I have been very lucky when it comes to opportunities to develop my skills and get closer to reaching my set career goals within British Steel. I have been appointed into several different managerial roles at the blast furnaces, which has helped me gain and develop a rich understanding of the Blast Furnace ironmaking process as a whole (Day Operations Manager - Raw Materials, Secondment to Area Manufacturing Manager for Queen Anne Blast Furnace, Day Operations Manager – Casthouse/Charging System) and now I'm back full circle as a Day Operations Manager for Raw Materials – with the addition of the charging system.

I’m a professional technician member of the Institute of Materials, Minerals and Mining (IOM3). With the experience I’ve gained on plant, I’m now a registered Engineering Technician (EngTech) with the engineering council and my end goal is to become a Chartered Engineer. This would not be possible without the career path I’ve taken within British Steel.

I believe the skills I have developed in these roles will help me achieve my goal of one day becoming a shift manager at the Blast Furnaces.

What do you think is the best thing about working for British Steel?

The best bit about working for British Steel is that no 2 days are the same. I’m constantly learning new things and experiencing different operational scenarios on a day-to-day basis.

For example, one day I could be helping out on a blast furnace ‘down (maintenance) day’, removing and replacing a tuyere (a crucial part of an operating blast furnace) on the furnace and the next day I could be at the top of one of the 2,000t bunkers (where sinter is stored) assisting in maintenance.

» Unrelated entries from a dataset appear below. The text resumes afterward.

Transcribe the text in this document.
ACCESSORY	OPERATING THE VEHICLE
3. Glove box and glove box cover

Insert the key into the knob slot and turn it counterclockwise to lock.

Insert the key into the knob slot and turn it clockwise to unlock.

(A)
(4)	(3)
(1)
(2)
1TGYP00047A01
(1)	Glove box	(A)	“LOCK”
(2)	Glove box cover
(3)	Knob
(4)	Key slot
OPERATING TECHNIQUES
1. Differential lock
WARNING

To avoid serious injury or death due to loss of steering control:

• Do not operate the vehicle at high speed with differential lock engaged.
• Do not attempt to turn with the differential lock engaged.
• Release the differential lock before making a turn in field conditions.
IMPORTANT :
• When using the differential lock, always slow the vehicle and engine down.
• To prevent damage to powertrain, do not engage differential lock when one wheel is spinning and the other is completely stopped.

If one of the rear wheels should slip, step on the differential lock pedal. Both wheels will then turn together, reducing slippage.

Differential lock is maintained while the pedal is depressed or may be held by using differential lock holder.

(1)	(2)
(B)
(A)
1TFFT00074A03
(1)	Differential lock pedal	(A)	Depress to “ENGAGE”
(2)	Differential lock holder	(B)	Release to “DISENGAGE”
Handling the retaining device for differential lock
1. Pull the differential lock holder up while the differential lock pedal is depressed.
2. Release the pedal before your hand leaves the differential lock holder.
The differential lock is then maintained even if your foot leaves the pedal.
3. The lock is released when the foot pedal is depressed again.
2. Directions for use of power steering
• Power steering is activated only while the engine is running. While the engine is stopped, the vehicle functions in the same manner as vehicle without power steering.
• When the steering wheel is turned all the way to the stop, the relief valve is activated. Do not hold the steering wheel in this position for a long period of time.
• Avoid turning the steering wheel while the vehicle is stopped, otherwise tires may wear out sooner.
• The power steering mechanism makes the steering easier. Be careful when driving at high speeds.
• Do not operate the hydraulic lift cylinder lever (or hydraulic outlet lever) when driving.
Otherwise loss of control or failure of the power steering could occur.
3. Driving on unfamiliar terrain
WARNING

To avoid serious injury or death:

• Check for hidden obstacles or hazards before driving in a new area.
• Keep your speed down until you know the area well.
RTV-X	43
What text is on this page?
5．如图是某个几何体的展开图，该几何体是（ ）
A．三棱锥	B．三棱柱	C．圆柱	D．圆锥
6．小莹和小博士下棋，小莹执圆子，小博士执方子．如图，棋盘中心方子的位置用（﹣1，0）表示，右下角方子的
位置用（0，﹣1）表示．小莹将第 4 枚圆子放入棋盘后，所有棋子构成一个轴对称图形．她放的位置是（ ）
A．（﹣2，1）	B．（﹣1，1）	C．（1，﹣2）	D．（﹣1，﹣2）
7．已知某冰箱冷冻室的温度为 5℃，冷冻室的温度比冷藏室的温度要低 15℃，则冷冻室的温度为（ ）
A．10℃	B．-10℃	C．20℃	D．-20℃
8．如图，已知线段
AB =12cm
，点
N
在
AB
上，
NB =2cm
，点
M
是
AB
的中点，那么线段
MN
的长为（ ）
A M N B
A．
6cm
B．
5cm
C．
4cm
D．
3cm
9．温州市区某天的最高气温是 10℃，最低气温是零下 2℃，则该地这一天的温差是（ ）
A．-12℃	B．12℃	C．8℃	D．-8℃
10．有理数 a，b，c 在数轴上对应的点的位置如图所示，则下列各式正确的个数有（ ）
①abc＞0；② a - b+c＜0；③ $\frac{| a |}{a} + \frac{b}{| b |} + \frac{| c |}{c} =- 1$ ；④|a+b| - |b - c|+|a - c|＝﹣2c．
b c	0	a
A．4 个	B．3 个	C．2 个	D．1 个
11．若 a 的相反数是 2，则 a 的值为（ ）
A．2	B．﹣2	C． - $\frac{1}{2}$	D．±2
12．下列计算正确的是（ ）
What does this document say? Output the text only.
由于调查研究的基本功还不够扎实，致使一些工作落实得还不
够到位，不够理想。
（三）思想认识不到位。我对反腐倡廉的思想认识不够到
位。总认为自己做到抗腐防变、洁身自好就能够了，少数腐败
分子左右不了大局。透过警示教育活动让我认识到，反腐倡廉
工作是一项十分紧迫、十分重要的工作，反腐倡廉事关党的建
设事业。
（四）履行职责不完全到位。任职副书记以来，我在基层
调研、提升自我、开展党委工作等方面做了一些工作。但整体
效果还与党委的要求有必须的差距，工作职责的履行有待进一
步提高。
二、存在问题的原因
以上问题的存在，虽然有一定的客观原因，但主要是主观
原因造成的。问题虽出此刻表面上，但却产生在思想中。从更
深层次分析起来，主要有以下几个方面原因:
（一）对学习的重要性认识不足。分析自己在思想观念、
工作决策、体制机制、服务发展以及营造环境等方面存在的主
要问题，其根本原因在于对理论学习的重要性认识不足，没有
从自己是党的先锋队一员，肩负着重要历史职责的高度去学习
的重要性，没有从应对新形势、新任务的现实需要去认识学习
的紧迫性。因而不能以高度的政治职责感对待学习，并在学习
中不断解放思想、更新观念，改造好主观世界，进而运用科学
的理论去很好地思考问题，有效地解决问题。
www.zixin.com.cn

What is the most challenging thing about working for British Steel?

At British Steel, the process can change in an instant out on plant. This means you have to think on your feet very quickly to resolve any issues as soon as possible without impacting production or the quality of the products being made. I really enjoy the challenge and the fast-paced nature of the job.

Can you describe British Steel in 3 words?

Fresh, bright and determined.

I’ve chosen these words because even though the steelworks have been here in Scunthorpe since the 1800s, British Steel is a new company that has already demonstrated the positive impact it can make in the steel industry.

Have you got any advice for people currently applying to work for British Steel?

The sky is the limit when it comes to learning at British Steel. Take every opportunity you can to learn more about the processes that occur at this fascinating site.

The more you delve into the process, the more hooked you will be! Applying for the apprenticeship at British Steel was the best decision I’ve ever made. From this I have now gained my dream job at the blast furnaces!